Reads the header of a UTF sequence and returns the number of code units that make up the sequence, or 0 if the sequence is invalid.

template<typename code_unit_iterator>
auto num_code_units(code_unit_iterator it, code_unit_iterator const last, bool verify = false)
noexcept(noexcept(it == last) && noexcept(*it) && noexcept(++it))
-> std::size_t

code_unit_iterator must be at least an input iterator, and *it must return an integral type whose value has native endianness. it should refer to the first code unit that makes up the sequence, and last should be the one-past-the-end iterator for the sequence or container (e.g. std::cend(utf_string)).
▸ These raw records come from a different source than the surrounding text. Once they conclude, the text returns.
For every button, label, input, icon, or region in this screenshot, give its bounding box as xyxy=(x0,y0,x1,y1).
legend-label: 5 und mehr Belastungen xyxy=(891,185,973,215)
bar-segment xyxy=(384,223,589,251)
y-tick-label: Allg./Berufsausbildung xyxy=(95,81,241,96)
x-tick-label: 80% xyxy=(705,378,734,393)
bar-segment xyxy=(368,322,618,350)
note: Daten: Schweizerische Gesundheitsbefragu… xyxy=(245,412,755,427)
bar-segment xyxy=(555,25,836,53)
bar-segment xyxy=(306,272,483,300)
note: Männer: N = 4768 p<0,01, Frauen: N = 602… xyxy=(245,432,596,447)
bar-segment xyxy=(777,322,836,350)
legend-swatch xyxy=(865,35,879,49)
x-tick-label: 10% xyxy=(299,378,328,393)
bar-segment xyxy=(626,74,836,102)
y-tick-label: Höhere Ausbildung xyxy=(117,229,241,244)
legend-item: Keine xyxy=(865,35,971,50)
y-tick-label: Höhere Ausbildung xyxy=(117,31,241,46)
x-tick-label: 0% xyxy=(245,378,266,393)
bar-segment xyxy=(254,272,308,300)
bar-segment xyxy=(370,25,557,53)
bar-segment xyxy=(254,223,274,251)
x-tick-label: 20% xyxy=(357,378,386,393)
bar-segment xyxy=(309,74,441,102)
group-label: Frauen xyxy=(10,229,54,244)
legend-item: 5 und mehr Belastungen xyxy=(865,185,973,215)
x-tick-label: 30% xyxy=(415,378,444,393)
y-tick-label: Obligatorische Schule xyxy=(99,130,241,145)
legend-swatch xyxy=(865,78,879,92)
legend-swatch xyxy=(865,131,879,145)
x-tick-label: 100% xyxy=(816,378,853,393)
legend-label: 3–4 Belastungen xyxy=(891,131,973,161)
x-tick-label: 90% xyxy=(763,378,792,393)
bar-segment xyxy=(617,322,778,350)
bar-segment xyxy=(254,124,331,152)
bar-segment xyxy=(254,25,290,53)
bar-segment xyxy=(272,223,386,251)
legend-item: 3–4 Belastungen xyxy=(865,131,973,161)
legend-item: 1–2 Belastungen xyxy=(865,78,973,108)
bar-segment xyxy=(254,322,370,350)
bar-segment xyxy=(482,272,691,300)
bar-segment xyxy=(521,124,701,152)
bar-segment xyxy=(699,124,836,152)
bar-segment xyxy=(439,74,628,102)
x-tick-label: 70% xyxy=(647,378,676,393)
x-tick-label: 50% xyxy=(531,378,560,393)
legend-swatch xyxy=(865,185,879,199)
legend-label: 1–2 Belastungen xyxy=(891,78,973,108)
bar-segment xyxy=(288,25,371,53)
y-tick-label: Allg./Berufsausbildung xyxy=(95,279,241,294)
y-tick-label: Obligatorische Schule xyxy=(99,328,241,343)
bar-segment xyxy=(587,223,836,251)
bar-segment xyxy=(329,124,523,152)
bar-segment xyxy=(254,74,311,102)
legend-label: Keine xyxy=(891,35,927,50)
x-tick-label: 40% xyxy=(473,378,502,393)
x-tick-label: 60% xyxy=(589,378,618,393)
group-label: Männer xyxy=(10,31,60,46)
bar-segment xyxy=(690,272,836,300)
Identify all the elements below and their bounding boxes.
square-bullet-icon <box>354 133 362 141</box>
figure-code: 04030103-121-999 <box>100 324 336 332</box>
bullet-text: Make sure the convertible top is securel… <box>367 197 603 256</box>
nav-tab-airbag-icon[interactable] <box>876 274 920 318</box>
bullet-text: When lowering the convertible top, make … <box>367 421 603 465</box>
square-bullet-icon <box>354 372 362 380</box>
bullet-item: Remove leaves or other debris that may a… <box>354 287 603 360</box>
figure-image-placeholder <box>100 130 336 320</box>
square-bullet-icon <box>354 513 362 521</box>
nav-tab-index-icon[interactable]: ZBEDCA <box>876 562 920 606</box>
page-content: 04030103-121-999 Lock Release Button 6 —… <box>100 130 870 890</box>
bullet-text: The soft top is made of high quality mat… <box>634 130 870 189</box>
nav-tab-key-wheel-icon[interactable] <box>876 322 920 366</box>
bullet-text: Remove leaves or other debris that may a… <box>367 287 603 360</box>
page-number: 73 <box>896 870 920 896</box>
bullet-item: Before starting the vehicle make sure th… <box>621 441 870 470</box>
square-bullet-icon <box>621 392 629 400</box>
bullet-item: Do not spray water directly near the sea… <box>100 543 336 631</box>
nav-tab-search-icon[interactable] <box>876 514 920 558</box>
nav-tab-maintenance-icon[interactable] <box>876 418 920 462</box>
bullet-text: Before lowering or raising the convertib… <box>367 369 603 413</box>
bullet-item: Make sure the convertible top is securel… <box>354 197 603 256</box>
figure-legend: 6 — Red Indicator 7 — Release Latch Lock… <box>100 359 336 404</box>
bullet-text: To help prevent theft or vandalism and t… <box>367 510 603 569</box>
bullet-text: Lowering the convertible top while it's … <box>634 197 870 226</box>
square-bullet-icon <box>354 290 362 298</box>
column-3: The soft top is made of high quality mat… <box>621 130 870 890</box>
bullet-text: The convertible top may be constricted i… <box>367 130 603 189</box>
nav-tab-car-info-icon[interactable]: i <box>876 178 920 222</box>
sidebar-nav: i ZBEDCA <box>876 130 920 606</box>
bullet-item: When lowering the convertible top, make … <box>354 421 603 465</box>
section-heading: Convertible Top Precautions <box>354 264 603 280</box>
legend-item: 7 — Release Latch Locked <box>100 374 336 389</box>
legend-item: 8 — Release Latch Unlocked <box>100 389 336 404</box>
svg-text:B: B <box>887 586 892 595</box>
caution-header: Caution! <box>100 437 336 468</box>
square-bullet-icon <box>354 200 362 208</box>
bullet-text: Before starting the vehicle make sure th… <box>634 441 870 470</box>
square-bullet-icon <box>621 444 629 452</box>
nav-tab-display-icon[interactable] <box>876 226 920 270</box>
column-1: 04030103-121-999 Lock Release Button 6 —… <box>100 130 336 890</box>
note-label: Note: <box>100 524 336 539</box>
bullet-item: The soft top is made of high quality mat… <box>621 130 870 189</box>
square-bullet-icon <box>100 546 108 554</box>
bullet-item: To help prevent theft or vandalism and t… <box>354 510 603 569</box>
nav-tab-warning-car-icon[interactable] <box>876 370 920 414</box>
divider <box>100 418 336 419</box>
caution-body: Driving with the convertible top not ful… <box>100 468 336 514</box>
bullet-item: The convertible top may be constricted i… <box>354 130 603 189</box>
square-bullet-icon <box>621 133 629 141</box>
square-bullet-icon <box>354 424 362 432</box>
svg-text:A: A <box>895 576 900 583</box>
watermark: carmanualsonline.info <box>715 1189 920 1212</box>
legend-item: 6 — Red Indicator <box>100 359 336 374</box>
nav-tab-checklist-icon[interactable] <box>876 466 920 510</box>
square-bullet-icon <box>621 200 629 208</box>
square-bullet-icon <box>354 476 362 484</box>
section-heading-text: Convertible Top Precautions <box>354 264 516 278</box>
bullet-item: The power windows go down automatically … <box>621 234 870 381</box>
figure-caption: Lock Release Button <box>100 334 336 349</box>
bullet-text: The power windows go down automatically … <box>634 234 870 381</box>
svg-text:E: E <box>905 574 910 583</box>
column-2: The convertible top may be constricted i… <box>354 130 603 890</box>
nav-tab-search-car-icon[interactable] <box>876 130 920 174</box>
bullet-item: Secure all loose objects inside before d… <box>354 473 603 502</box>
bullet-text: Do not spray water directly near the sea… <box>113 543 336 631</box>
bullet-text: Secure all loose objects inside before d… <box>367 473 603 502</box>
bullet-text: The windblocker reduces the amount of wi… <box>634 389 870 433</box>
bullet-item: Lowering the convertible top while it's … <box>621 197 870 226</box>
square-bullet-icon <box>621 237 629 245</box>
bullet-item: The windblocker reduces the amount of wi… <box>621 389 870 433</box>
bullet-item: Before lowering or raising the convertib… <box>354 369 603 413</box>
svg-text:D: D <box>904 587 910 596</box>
If verify is true, the function examines additional code units after the ones that contain the header to ensure the sequence is valid.

read_code_point

Decodes a UTF sequence to yield the original code point, and returns both an iterator to the start of the next sequence and the number of read code units if successful.
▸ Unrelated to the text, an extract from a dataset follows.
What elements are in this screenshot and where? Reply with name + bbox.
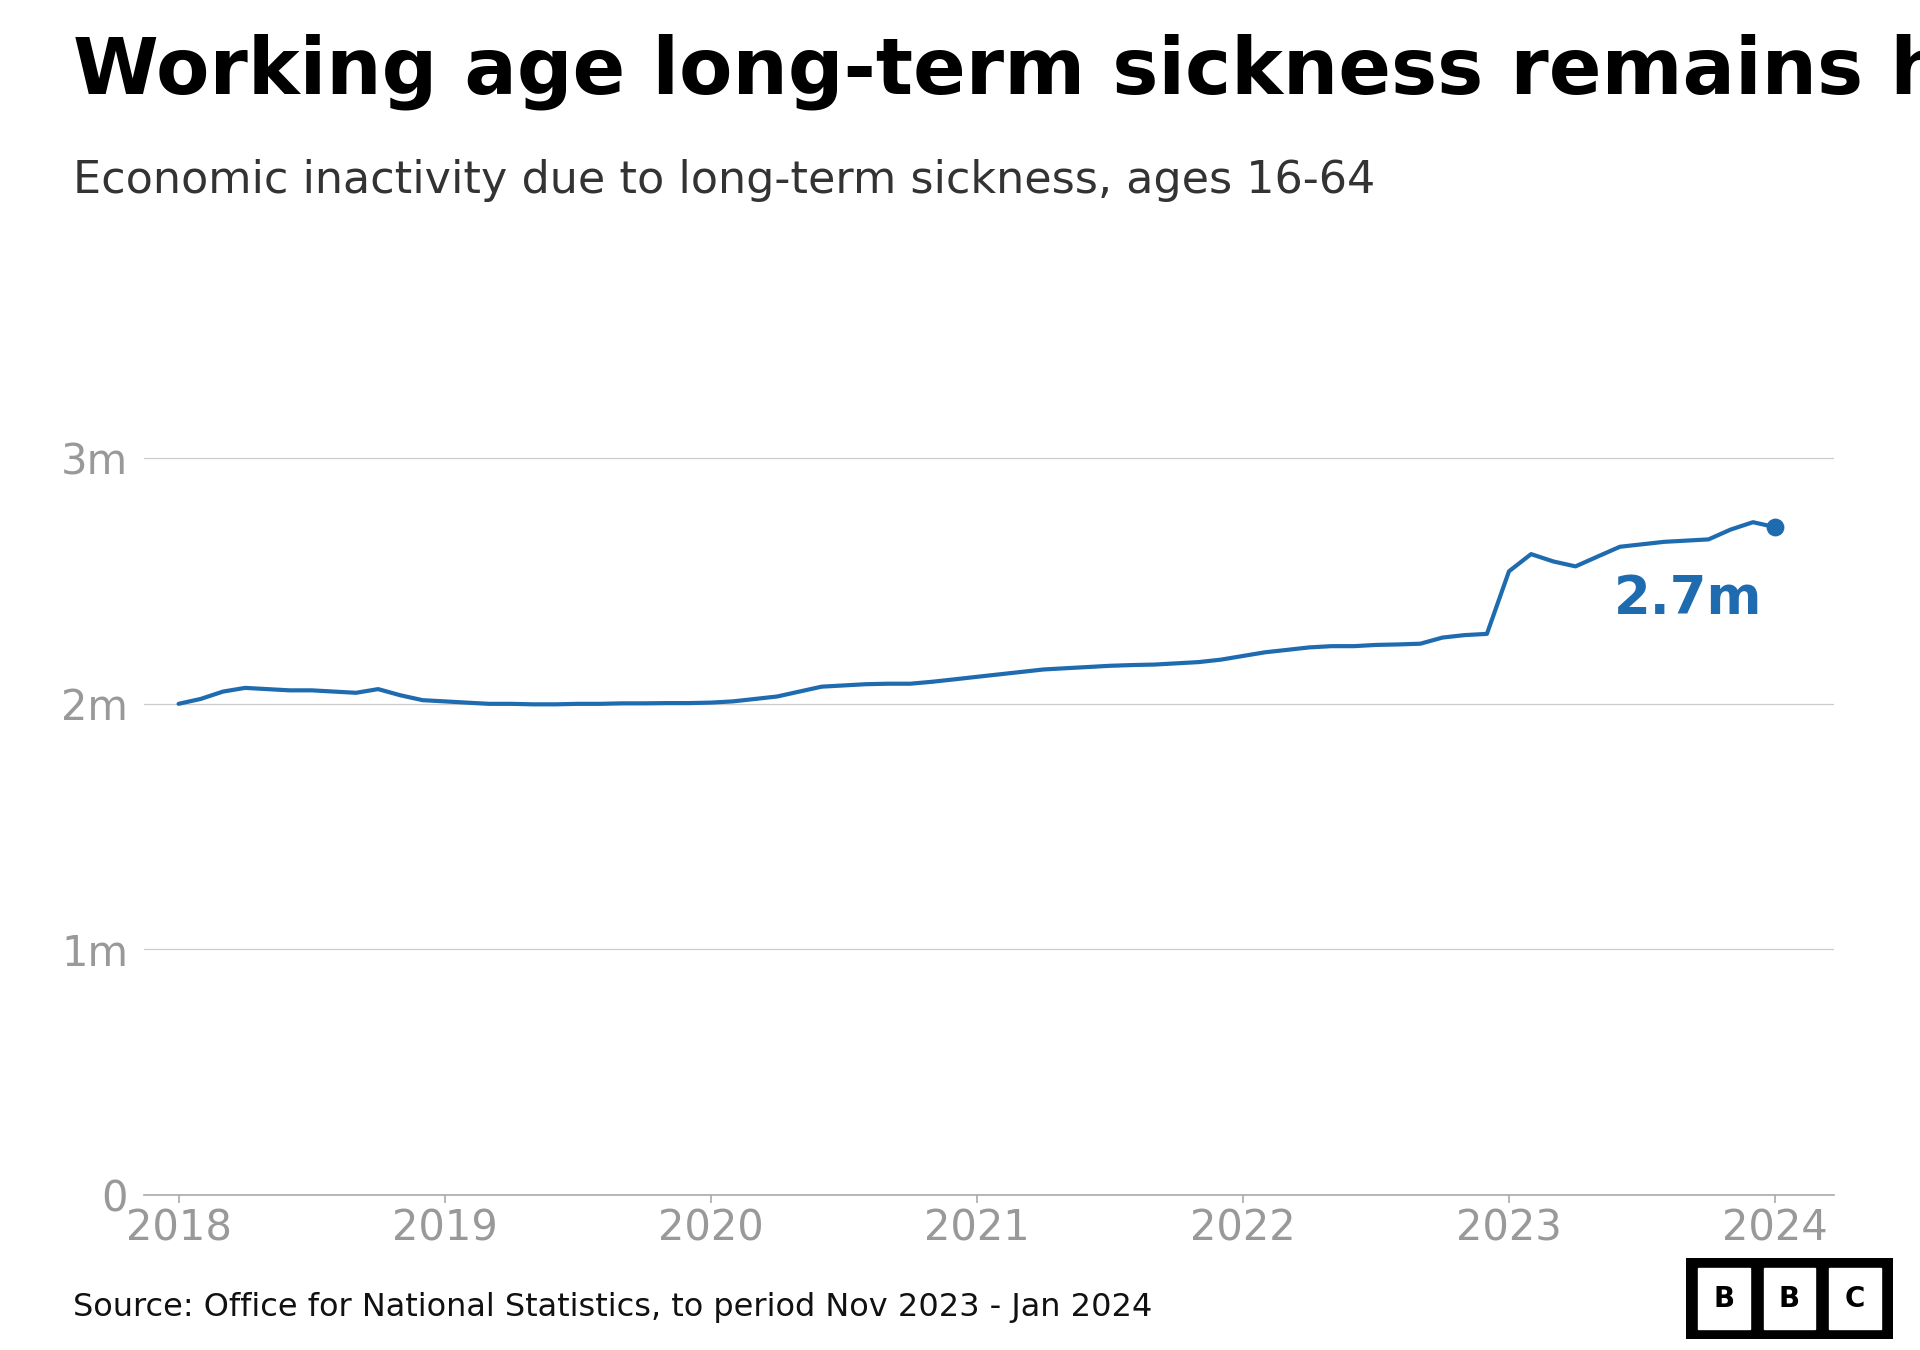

template<typename code_unit_iterator, typename code_point_t>
auto read_code_point(code_unit_iterator it, code_unit_iterator const last, code_point_t &cp)
noexcept(noexcept(num_code_units(it, last)) && noexcept(it == last) && noexcept(*it) && noexcept(++it) && std::is_nothrow_copy_constructible<code_unit_iterator>::value && noexcept(cp = *it) && noexcept(cp = {}) && noexcept(cp <<= std::size_t{}) && noexcept(cp |= unsigned_code_unit_t<code_unit_iterator>{}))
-> std::pair<code_unit_iterator, std::size_t>

code_unit_iterator must be at least an input iterator with multi-pass support, and *it must return an integral type whose value has native endianness. it should refer to the first code unit that makes up the sequence, and last should be the one-past-the-end iterator for the sequence or container (e.g. std::cend(utf_string)). cp is an output parameter for the code point to be stored in, and for obvious reasons must be large enough to contain any Unicode code point, and must be unsigned, though does not necessarily have to be a primitive type. The operations cp must support are those shown in the noexcept specification. If the sequence is invalid, the function returns the original value of it and 0, and the value of cp is undefined.

See example/num_code_points.cpp for example usage.

min_code_units

Calculates the minimum number of code units required to store a code point.

template<typename code_unit_t, typename code_point_t>
constexpr auto min_code_units(code_point_t cp)
noexcept(noexcept(cp < std::make_unsigned_t<code_unit_t>{}) && noexcept(!(cp == 0u)) && noexcept(cp >>= std::size_t{}))
-> std::size_t

code_unit_t must be an integral type. code_point_t must be an unsigned integral type, or an unsigned-integer-like type which must support the operations shown in the noexcept specification. The return value is guaranteed to be non-zero.

encode_code_point

Encodes a code point as a UTF sequence and returns it in the form of a string.

template<typename code_unit_t, typename code_point_t>
auto encode_code_point(code_point_t cp)
-> std::basic_string<code_unit_t>

code_unit_t must be an integral type. code_point_t must be an unsigned integral type, or and unsigned-integer-like type that must support , operator==(unsigned), operator>>=(std::size_t), operator&(unsigned), must be convertible to code_unit_t, and must be able to be passed to min_code_units. This function does not have any noexcept specification because std::basic_string does not - the memory allocation could throw an exception.

See example/encode_all.cpp for example usage.